Update for 2009! …enjoy reading…

Paul Kruger was the President of South Africa during the British-South African War…also called…the Boer War. He was born on the 10th October and in the old South Africa, this day was always a public holiday. I was on a hiking trip in the Transkei. Read here about Mkambati and on this link about the trip in the Transkei ..and here moreabout the Magwa Falls, the links will open in a new window.
Uncle Mauritz —a very friendly uncle Mauritz used to live in Lyttleton, Centurion (near Pretoria)…and he took us to the most beautiful and interesting places in the Transkei on a hiking trip…I was a student at the time… We spent a few days walking the Wild Coast-route from Port St Johns…to Port Edward….see the links….and he also took us to a black lady, she lived about 50m from the beach and she had a very interesting story which she shared with us. We were tired and thirsty when we reached her home and she had cool drink with ice ready for us. This lady…I can’t remember her name!, was the 13th wife of the attendant of Paul Kruger. Now, you would think that with 13 wives there would be zillions of children…nope! only about 30! that brings you with an average of 2-3 children per wife, which is really a small number of children, as African women tend to have about 5 children (or more). She showed us a bed in her house which was her husband’s with artifacts of Paul Kruger on it. Of course we all took photos of it! Paul Kruger’s photo was also on the bed and she told us how they admired him. Her husband was the last attendant of Paul Kruger. She told us…very interesting!! …that every year on the 10th of October…she and all the other wives, come together near Potgietersrus/Pietersburg to celebrate Paul Kruger’s day! I wonder if they are still alive and… how many of them… and if they still do it! That was really an amazing day out on our trip…I can still picture about 20 geese around her house…and the sound of the waves…

…Read on Wikipedia about Paul Kruger too… http://en.wikipedia.org/wiki/Paul_Kruger

Youth: Paul Kruger (Stephanus Johannes Paulus Kruger) was born on October 10 1825 at his grandfather’s farm, Bulhoek in the Steynsburg district and grew up on the farm, Vaalbank. He wasn’t a well educated man and only had three months formal education. Growing up in a rugged farm area he learnt a lot about the wild. When the Great Trek started in 1836, Kruger’s father, Casper Kruger, joined the trek party of Hendrik Potgieter and the family moved to what later became known as Transvaal, to try an establish and independent state.

Settling in the Transvaal: Paul Kruger’s father decided to settle in an area now known as Rustenburg. At age 16, Paul Kruger was entitled to choose a farm for himself. He chose a farm at the base of the Magaliesberg mountains and settled there in 1841. In 1842 he married Maria du Plessis and the couple moved to the Eastern Transvaal. Paul Kruger and his small family later returned to Rustenburg and Kruger’s wife and infant son died soon after. It is presumed the double death is likely to have been caused by Malaria.
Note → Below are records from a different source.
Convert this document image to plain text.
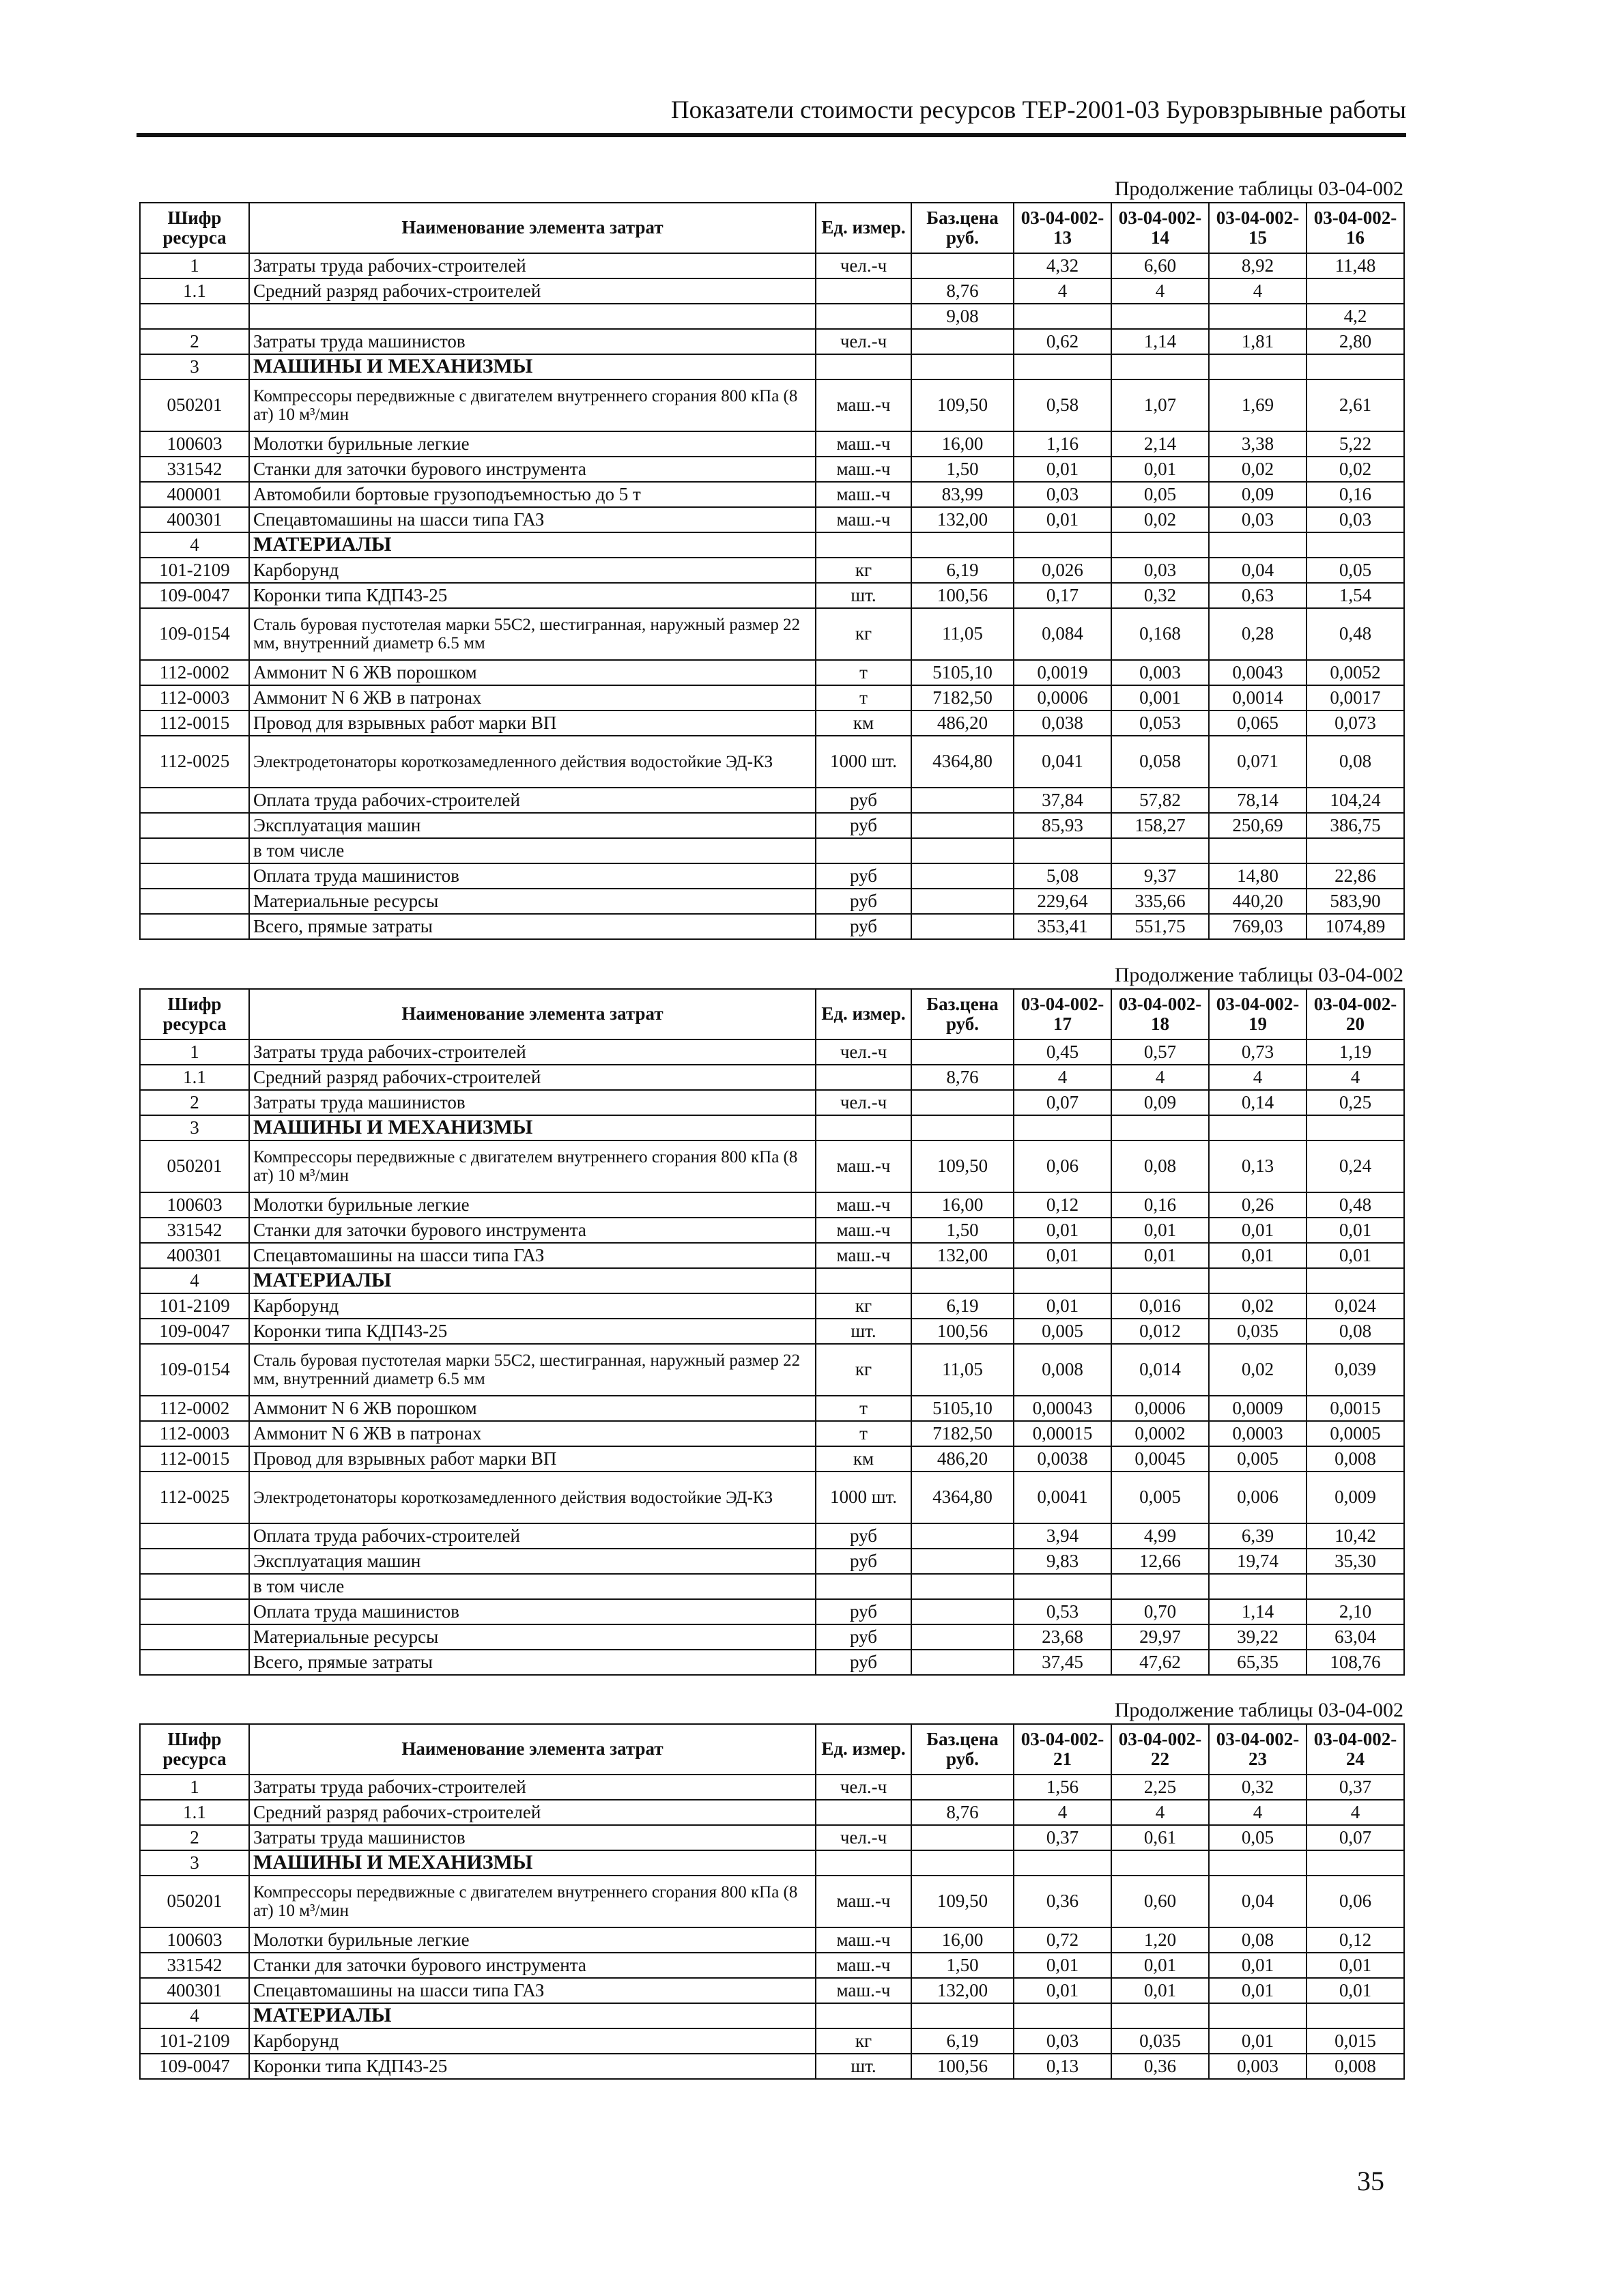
Показатели стоимости ресурсов ТЕР-2001-03 Буровзрывные работы
Продолжение таблицы 03-04-002
Шифр ресурса	Наименование элемента затрат	Ед. измер.	Баз.цена руб.	03-04-002-13	03-04-002-14	03-04-002-15	03-04-002-16
1	Затраты труда рабочих-строителей	чел.-ч		4,32	6,60	8,92	11,48
1.1	Средний разряд рабочих-строителей		8,76	4	4	4	
			9,08				4,2
2	Затраты труда машинистов	чел.-ч		0,62	1,14	1,81	2,80
3	МАШИНЫ И МЕХАНИЗМЫ						
050201	Компрессоры передвижные с двигателем внутреннего сгорания 800 кПа (8 ат) 10 м³/мин	маш.-ч	109,50	0,58	1,07	1,69	2,61
100603	Молотки бурильные легкие	маш.-ч	16,00	1,16	2,14	3,38	5,22
331542	Станки для заточки бурового инструмента	маш.-ч	1,50	0,01	0,01	0,02	0,02
400001	Автомобили бортовые грузоподъемностью до 5 т	маш.-ч	83,99	0,03	0,05	0,09	0,16
400301	Спецавтомашины на шасси типа ГАЗ	маш.-ч	132,00	0,01	0,02	0,03	0,03
4	МАТЕРИАЛЫ						
101-2109	Карборунд	кг	6,19	0,026	0,03	0,04	0,05
109-0047	Коронки типа КДП43-25	шт.	100,56	0,17	0,32	0,63	1,54
109-0154	Сталь буровая пустотелая марки 55С2, шестигранная, наружный размер 22 мм, внутренний диаметр 6.5 мм	кг	11,05	0,084	0,168	0,28	0,48
112-0002	Аммонит N 6 ЖВ порошком	т	5105,10	0,0019	0,003	0,0043	0,0052
112-0003	Аммонит N 6 ЖВ в патронах	т	7182,50	0,0006	0,001	0,0014	0,0017
112-0015	Провод для взрывных работ марки ВП	км	486,20	0,038	0,053	0,065	0,073
112-0025	Электродетонаторы короткозамедленного действия водостойкие ЭД-КЗ	1000 шт.	4364,80	0,041	0,058	0,071	0,08
	Оплата труда рабочих-строителей	руб		37,84	57,82	78,14	104,24
	Эксплуатация машин	руб		85,93	158,27	250,69	386,75
	в том числе						
	Оплата труда машинистов	руб		5,08	9,37	14,80	22,86
	Материальные ресурсы	руб		229,64	335,66	440,20	583,90
	Всего, прямые затраты	руб		353,41	551,75	769,03	1074,89
Продолжение таблицы 03-04-002
Шифр ресурса	Наименование элемента затрат	Ед. измер.	Баз.цена руб.	03-04-002-17	03-04-002-18	03-04-002-19	03-04-002-20
1	Затраты труда рабочих-строителей	чел.-ч		0,45	0,57	0,73	1,19
1.1	Средний разряд рабочих-строителей		8,76	4	4	4	4
2	Затраты труда машинистов	чел.-ч		0,07	0,09	0,14	0,25
3	МАШИНЫ И МЕХАНИЗМЫ						
050201	Компрессоры передвижные с двигателем внутреннего сгорания 800 кПа (8 ат) 10 м³/мин	маш.-ч	109,50	0,06	0,08	0,13	0,24
100603	Молотки бурильные легкие	маш.-ч	16,00	0,12	0,16	0,26	0,48
331542	Станки для заточки бурового инструмента	маш.-ч	1,50	0,01	0,01	0,01	0,01
400301	Спецавтомашины на шасси типа ГАЗ	маш.-ч	132,00	0,01	0,01	0,01	0,01
4	МАТЕРИАЛЫ						
101-2109	Карборунд	кг	6,19	0,01	0,016	0,02	0,024
109-0047	Коронки типа КДП43-25	шт.	100,56	0,005	0,012	0,035	0,08
109-0154	Сталь буровая пустотелая марки 55С2, шестигранная, наружный размер 22 мм, внутренний диаметр 6.5 мм	кг	11,05	0,008	0,014	0,02	0,039
112-0002	Аммонит N 6 ЖВ порошком	т	5105,10	0,00043	0,0006	0,0009	0,0015
112-0003	Аммонит N 6 ЖВ в патронах	т	7182,50	0,00015	0,0002	0,0003	0,0005
112-0015	Провод для взрывных работ марки ВП	км	486,20	0,0038	0,0045	0,005	0,008
112-0025	Электродетонаторы короткозамедленного действия водостойкие ЭД-КЗ	1000 шт.	4364,80	0,0041	0,005	0,006	0,009
	Оплата труда рабочих-строителей	руб		3,94	4,99	6,39	10,42
	Эксплуатация машин	руб		9,83	12,66	19,74	35,30
	в том числе						
	Оплата труда машинистов	руб		0,53	0,70	1,14	2,10
	Материальные ресурсы	руб		23,68	29,97	39,22	63,04
	Всего, прямые затраты	руб		37,45	47,62	65,35	108,76
Продолжение таблицы 03-04-002
Шифр ресурса	Наименование элемента затрат	Ед. измер.	Баз.цена руб.	03-04-002-21	03-04-002-22	03-04-002-23	03-04-002-24
1	Затраты труда рабочих-строителей	чел.-ч		1,56	2,25	0,32	0,37
1.1	Средний разряд рабочих-строителей		8,76	4	4	4	4
2	Затраты труда машинистов	чел.-ч		0,37	0,61	0,05	0,07
3	МАШИНЫ И МЕХАНИЗМЫ						
050201	Компрессоры передвижные с двигателем внутреннего сгорания 800 кПа (8 ат) 10 м³/мин	маш.-ч	109,50	0,36	0,60	0,04	0,06
100603	Молотки бурильные легкие	маш.-ч	16,00	0,72	1,20	0,08	0,12
331542	Станки для заточки бурового инструмента	маш.-ч	1,50	0,01	0,01	0,01	0,01
400301	Спецавтомашины на шасси типа ГАЗ	маш.-ч	132,00	0,01	0,01	0,01	0,01
4	МАТЕРИАЛЫ						
101-2109	Карборунд	кг	6,19	0,03	0,035	0,01	0,015
109-0047	Коронки типа КДП43-25	шт.	100,56	0,13	0,36	0,003	0,008
35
Paul Kruger then married Gezina du Plessis, who bore seven daughters and nine sons and died in 1901. Many of Kruger’s children died in infancy.
Kruger emerges as leader: Later Paul Kruger’s strong leadership qualities started emerging. He eventually became Commandant-General of the then South African Republic , later known as Transvaal. His leadership skills became more prominent when he was appointed member of a commission of the Volksraad the Transvaal Republican Parliament who were tasked with drawing up a constitution. His leadership ability started to attract attention, and it is said that he later played a prominent role in ending the quarrel between the Transvaal leader, Stephanus Schoeman, and M W Pretorius.
Vice-President 1874: Paul Kruger resigned as Commandant-General, in 1873 and took no political office for a time. He retired to his farm, Boekenhoutfontein. His stint away from politics only lasted a year the next year he was elected to the Executive Council. Shortly after that he became Vice-President. Kruger’s life remained heavily centred around politics from 1877 till 1882. In this time Paul Kruger lead a resistance movement and became leader of a deputation. The first Anglo Boer war was 1880 and the British forces were defeated in a battle at Majuba in 1881. At this time Paul Kruger was instrumental in negotiations with the British, which later led to the restoration of Transvaal as an independent state under British rule.In 1882, the 57 year old Paul Kruger was elected president of Transvaal. He left for England in 1883 to revise the Pretoria Convention of 1881, an agreement which was reached between the Boers and the British that ended the first Anglo Boer War. Paul Kruger acquired many allies in Europe during this time. In Germany, he attended an imperial banquet at which he was presented to the Emperor, Wilhelm I, and spoke at length with the renowned Bismarck.
The Discovery of gold: The discovery of gold in the Transvaal, changed the political climate of the Witwatersrand. Many goldseekers from around the globe flocked to Africa. The Transvaal Republic regarded gold seekers as ‘uitlanders’ (foreigners).
Jameson raid: Kruger’s leadership was put to the test at the end of 1895, when the Jameson Raid took place. The Jameson Raid led by Doctor Starr Jameson. Jameson later became premier of the Cape of Good Hope Colony, or the Cape Colony as it is now called. In December, 1896 a group of This unsuccessful raid, started the breakdown of good relations between the British and the Boers and this breakdown of relations ultimately led to the second Anglo Boer War. Kruger was elected as president four times, his last re-election was in 1898.
The Anglo-Boer war: The second Anglo-Boer War, also known as the South African war, started on October 11, 1899. Paul Kruger attended the last session of the Volksraad and on 29 May, and fled from Pretoria as Lord Roberts advanced on the town. He remained underground for weeks and eventually, he took refuge with his European allies, while the war continued. In October 1900 he left from Lourenco Marques and Dutch Queen Wilhelmina sent the battleship, De Gelderland, to transport him. Gezina Kruger was very ill when the party left and could not accompany him. She died on 20 July 1901.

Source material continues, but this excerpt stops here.